There are fewer writers who write against the grain of religion. Tahmima Anam is one of them, and The Good Muslim is a mercilessly accurate exploration of two kinds of tyranny — the tyranny of the righteously faithful, and the twinned tyranny of the righteous liberal who stands against the excesses of faith. In many ways, Anam writes against the backdrop of the question Rushdie asked many years ago, when he wrote The Satanic Verses.
Question: What is the opposite of faith?
Not disbelief. Too final, certain, closed. Itself a kind of belief.
Doubt.
This brief meditation lies at the heart of the controversy over The Satanic Verses, which has extended into the present and ridiculous debate over whether Rushdie should be “allowed” to attend Jaipur. The real question is, why the Deobandis, who rarely come to literary festivals, should want to stop others from listening to Rushdie’s views.
When the The Satanic Verses comes up in debate, it is rarely the book that is discussed. As with many other kinds of forgotten history, the version of the Verses we talk about is moth-eaten, fragmentary, the complexity of a novel about migration, magic, angels and devils, the certainties of religion and madness reduced to the simplistic idea that this is a blasphemous book.
In the two decades since The Satanic Verses was banned, it has become increasingly hard to discuss the idea Rushdie puts forward in his work, which is the idea that doubt is necessary and valuable. But in that time, India has also moved closer to accepting, blindly and without much fuss, a worryingly widespread belief. This is the belief that at worst, questioning any faith or religion is in itself a kind of blasphemy — and at best, it’s an esoteric activity that the majority can safely ignore.

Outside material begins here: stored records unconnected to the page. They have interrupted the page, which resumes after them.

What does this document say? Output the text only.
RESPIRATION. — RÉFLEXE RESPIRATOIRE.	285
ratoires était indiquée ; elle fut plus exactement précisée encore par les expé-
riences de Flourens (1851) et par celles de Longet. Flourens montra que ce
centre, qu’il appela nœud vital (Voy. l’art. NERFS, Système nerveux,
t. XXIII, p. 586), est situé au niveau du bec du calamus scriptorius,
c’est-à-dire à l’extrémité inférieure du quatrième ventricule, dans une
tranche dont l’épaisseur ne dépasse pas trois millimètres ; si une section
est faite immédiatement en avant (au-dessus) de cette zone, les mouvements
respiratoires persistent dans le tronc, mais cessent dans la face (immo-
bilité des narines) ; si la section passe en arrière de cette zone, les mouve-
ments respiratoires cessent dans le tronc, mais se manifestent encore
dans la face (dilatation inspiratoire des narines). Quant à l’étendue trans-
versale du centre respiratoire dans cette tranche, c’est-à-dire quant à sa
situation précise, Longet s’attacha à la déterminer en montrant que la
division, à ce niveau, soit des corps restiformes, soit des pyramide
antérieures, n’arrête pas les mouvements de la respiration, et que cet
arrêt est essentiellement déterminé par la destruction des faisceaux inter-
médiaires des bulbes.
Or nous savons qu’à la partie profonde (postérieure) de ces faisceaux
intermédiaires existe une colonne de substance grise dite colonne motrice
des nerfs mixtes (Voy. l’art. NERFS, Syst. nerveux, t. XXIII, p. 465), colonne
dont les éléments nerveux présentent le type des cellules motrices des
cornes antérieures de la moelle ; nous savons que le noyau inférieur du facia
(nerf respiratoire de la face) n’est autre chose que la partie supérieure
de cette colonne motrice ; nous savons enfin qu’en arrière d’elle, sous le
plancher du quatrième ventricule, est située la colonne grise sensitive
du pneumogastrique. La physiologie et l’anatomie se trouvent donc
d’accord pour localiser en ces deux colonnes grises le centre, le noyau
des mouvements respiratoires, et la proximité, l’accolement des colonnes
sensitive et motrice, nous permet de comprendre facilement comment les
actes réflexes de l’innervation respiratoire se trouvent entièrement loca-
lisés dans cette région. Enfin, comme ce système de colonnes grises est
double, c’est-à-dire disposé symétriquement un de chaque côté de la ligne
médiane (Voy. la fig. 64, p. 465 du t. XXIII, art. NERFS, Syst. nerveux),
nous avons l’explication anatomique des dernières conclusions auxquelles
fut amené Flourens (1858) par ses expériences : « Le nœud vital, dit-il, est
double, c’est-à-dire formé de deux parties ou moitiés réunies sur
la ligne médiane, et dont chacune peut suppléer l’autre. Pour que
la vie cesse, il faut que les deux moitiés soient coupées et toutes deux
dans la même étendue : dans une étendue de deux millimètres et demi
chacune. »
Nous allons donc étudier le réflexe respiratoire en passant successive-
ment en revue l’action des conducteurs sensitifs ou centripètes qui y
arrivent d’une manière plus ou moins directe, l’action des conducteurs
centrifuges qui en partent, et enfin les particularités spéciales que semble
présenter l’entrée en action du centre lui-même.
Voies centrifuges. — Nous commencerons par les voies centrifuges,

In 2007, Rushdie spoke at Jaipur, to a packed audience. He touched upon the silences in the official histories of Kashmir, on meeting some of the men responsible for the Gujarat riots, on growing up among “extremely practicing but incredibly open-minded Muslims” in his family. He spoke about authors and books, writing and reading, and all the other things you hope to hear from writers.
In 2012, I don’t know what he would want to speak about: literature, free speech, fables, memoir writing, perhaps. But I do know that, like so many other readers, I want to hear what he has to say, and it would be a great loss if the manufactured controversy around his visit silenced his voice, yet again.